I have seen the effect such exposure has. I witnessed it on three separate occasions by simply driving my girls around a "hot" neighborhood. I have listened to them talk about the experience and I can say with full assurance that this is the way to prevent the vast majority of kids, those who are not cursed with self-destructive orientation, from considering the use of drugs. Because it is something that few relatively normal kids ever see -- and the horror of it scares the hell out of them.

But nobody does it.

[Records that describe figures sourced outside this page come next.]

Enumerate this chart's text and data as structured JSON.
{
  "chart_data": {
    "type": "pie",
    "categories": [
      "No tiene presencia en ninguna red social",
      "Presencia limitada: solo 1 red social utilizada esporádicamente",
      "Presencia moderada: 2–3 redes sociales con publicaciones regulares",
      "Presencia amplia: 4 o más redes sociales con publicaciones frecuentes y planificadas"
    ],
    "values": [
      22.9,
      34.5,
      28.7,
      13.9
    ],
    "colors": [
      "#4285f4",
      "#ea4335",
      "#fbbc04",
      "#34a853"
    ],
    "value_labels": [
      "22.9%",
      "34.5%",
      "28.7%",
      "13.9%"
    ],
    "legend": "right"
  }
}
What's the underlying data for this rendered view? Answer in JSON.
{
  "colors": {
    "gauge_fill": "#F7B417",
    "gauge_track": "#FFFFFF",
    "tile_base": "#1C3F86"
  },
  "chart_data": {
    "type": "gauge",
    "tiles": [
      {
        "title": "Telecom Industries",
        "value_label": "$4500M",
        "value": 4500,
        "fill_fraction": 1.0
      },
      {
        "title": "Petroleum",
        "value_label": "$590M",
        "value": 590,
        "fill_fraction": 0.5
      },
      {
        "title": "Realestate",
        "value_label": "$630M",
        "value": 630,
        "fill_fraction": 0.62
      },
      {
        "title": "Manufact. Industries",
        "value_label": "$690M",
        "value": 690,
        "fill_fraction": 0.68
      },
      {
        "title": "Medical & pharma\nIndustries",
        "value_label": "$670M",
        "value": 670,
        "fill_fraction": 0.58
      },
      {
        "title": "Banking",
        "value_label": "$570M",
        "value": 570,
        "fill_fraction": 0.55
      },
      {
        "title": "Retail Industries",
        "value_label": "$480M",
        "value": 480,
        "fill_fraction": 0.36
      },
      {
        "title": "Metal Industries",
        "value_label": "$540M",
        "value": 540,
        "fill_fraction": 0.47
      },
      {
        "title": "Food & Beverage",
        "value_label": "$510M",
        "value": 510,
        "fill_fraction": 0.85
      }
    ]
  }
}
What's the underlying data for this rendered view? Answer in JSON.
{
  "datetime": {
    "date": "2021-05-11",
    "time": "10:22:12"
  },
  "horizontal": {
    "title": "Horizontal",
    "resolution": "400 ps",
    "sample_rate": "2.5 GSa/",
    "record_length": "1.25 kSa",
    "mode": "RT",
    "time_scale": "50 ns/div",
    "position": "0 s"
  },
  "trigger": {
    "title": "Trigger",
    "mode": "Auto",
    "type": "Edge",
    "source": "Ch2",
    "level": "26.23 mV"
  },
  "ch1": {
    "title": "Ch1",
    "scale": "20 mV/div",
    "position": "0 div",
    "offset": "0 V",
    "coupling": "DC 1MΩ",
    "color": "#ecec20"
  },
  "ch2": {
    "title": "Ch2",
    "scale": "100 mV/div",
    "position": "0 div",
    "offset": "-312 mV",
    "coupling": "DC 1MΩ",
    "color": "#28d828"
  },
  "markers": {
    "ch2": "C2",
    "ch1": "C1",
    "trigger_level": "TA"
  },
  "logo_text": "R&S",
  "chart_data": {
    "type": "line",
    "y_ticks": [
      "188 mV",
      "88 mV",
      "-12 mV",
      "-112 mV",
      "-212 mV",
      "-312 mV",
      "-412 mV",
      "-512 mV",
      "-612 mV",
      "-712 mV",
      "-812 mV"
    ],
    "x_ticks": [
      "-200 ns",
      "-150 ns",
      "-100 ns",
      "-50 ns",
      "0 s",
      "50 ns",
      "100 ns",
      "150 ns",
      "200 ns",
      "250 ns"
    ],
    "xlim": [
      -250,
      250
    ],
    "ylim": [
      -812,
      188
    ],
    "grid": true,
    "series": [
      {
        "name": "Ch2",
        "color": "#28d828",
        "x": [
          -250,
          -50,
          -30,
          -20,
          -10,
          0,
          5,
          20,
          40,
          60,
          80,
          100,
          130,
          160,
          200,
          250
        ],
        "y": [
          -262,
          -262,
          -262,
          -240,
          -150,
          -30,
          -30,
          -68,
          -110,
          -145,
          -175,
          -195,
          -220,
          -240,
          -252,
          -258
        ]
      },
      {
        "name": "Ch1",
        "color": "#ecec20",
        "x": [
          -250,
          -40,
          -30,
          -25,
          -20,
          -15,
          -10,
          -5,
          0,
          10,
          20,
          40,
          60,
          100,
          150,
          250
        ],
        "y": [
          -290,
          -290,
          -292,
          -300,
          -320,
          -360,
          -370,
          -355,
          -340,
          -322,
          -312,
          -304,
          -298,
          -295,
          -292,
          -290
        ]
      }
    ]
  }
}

And therein lies the tale.
 
I have no problem ending the war on drugs as long as we end all tax funded rehab and support at the same time.
Which would ensure a massive surge of abuse and increased addiction.

If alcohol Prohibition had been ended with no effort to stabilize the consumption of that deadly drug the overall effect would have been horrendous. But the kind of federal regulation we see today has served to control the use of beverage alcohol and to minimize it's harmful potential.

The distribution of alcohol is rigidly regulated and the potency of every type sold is carefully measured and indicated, which enables one to better control his/her use.
It is very interesting to me on these type of issues where Party's seem to be flip flopped from their core values. Republicans are supposed to be about small government and more freedom for the people yet on issues like Drugs, Abortion, and Gay Marriage they fight to keep them illegal.